The Nets entered the night with the 27th-best offense in the NBA (102.6 offensive rating) and just complete ran circles around the Sixers' defenders. Bojan Bogdanovic, who, despite my allegiances to players from the Croatian national team, hasn't exactly set the world on fire thus far through his almost-two NBA seasons. He dropped 44 points tonight. 44! 44! They surrendered 68 points combined over the second and third quarters.
Even as a staunch advocate of Nerlens Noel's game, his offensive numbers look quite good on the box score, but were a bit underwhelming giving the actual context of play: either from broken plays or during faux-garbage time early in the second half.

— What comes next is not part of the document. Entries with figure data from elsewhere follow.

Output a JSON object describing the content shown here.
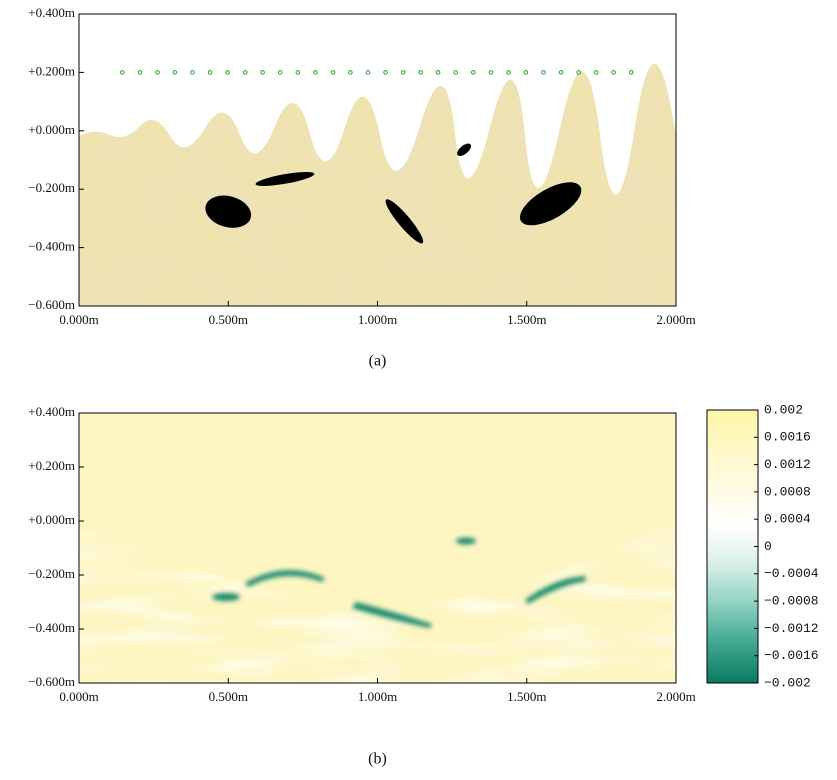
{
  "chart_data": [
    {
      "type": "model",
      "caption": "(a)",
      "xlim": [
        0,
        2
      ],
      "ylim": [
        -0.6,
        0.4
      ],
      "xticks": [
        {
          "value": 0,
          "label": "0.000m"
        },
        {
          "value": 0.5,
          "label": "0.500m"
        },
        {
          "value": 1,
          "label": "1.000m"
        },
        {
          "value": 1.5,
          "label": "1.500m"
        },
        {
          "value": 2,
          "label": "2.000m"
        }
      ],
      "yticks": [
        {
          "value": 0.4,
          "label": "+0.400m"
        },
        {
          "value": 0.2,
          "label": "+0.200m"
        },
        {
          "value": 0,
          "label": "+0.000m"
        },
        {
          "value": -0.2,
          "label": "−0.200m"
        },
        {
          "value": -0.4,
          "label": "−0.400m"
        },
        {
          "value": -0.6,
          "label": "−0.600m"
        }
      ],
      "receivers": {
        "color": "#2ca02c",
        "y": 0.2,
        "x": [
          0.145,
          0.204,
          0.263,
          0.321,
          0.38,
          0.439,
          0.498,
          0.557,
          0.615,
          0.674,
          0.733,
          0.792,
          0.851,
          0.909,
          0.968,
          1.027,
          1.086,
          1.145,
          1.203,
          1.262,
          1.321,
          1.38,
          1.439,
          1.497,
          1.556,
          1.615,
          1.674,
          1.733,
          1.791,
          1.85
        ]
      },
      "objects": [
        {
          "cx": 0.5,
          "cy": -0.277,
          "rx": 0.078,
          "ry": 0.052,
          "angle": 15
        },
        {
          "cx": 0.69,
          "cy": -0.165,
          "rx": 0.1,
          "ry": 0.016,
          "angle": -10
        },
        {
          "cx": 1.09,
          "cy": -0.31,
          "rx": 0.095,
          "ry": 0.02,
          "angle": 50
        },
        {
          "cx": 1.29,
          "cy": -0.065,
          "rx": 0.028,
          "ry": 0.014,
          "angle": -40
        },
        {
          "cx": 1.58,
          "cy": -0.25,
          "rx": 0.115,
          "ry": 0.05,
          "angle": -30
        }
      ]
    },
    {
      "type": "heatmap",
      "caption": "(b)",
      "xlim": [
        0,
        2
      ],
      "ylim": [
        -0.6,
        0.4
      ],
      "xticks": [
        {
          "value": 0,
          "label": "0.000m"
        },
        {
          "value": 0.5,
          "label": "0.500m"
        },
        {
          "value": 1,
          "label": "1.000m"
        },
        {
          "value": 1.5,
          "label": "1.500m"
        },
        {
          "value": 2,
          "label": "2.000m"
        }
      ],
      "yticks": [
        {
          "value": 0.4,
          "label": "+0.400m"
        },
        {
          "value": 0.2,
          "label": "+0.200m"
        },
        {
          "value": 0,
          "label": "+0.000m"
        },
        {
          "value": -0.2,
          "label": "−0.200m"
        },
        {
          "value": -0.4,
          "label": "−0.400m"
        },
        {
          "value": -0.6,
          "label": "−0.600m"
        }
      ],
      "clim": [
        -0.002,
        0.002
      ],
      "colormap": [
        "#0b7a61",
        "#3fa58f",
        "#8cd0c0",
        "#d5eee8",
        "#ffffff",
        "#fffbe2",
        "#fef8c6",
        "#fef5a8"
      ],
      "cticks": [
        0.002,
        0.0016,
        0.0012,
        0.0008,
        0.0004,
        0,
        {
          "value": -0.0004,
          "label": "−0.0004"
        },
        {
          "value": -0.0008,
          "label": "−0.0008"
        },
        {
          "value": -0.0012,
          "label": "−0.0012"
        },
        {
          "value": -0.0016,
          "label": "−0.0016"
        },
        {
          "value": -0.002,
          "label": "−0.002"
        }
      ]
    }
  ]
}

His hands have yet to improve to a respectable point at this point in his (still very young) career, as his turnovers and missed dunks continue to pile up.
The team's true talent level is poor, yes, but it doesn't excuse the lack of effort.
A lot was made on Twitter tonight about Sixers' chanting that they "have draft picks" to Brooklyn fans during the game. While the franchise is undoubtedly in a better position going forward than the Nets and a number of teams around the league, those draft picks truly are all that the team has at the mount.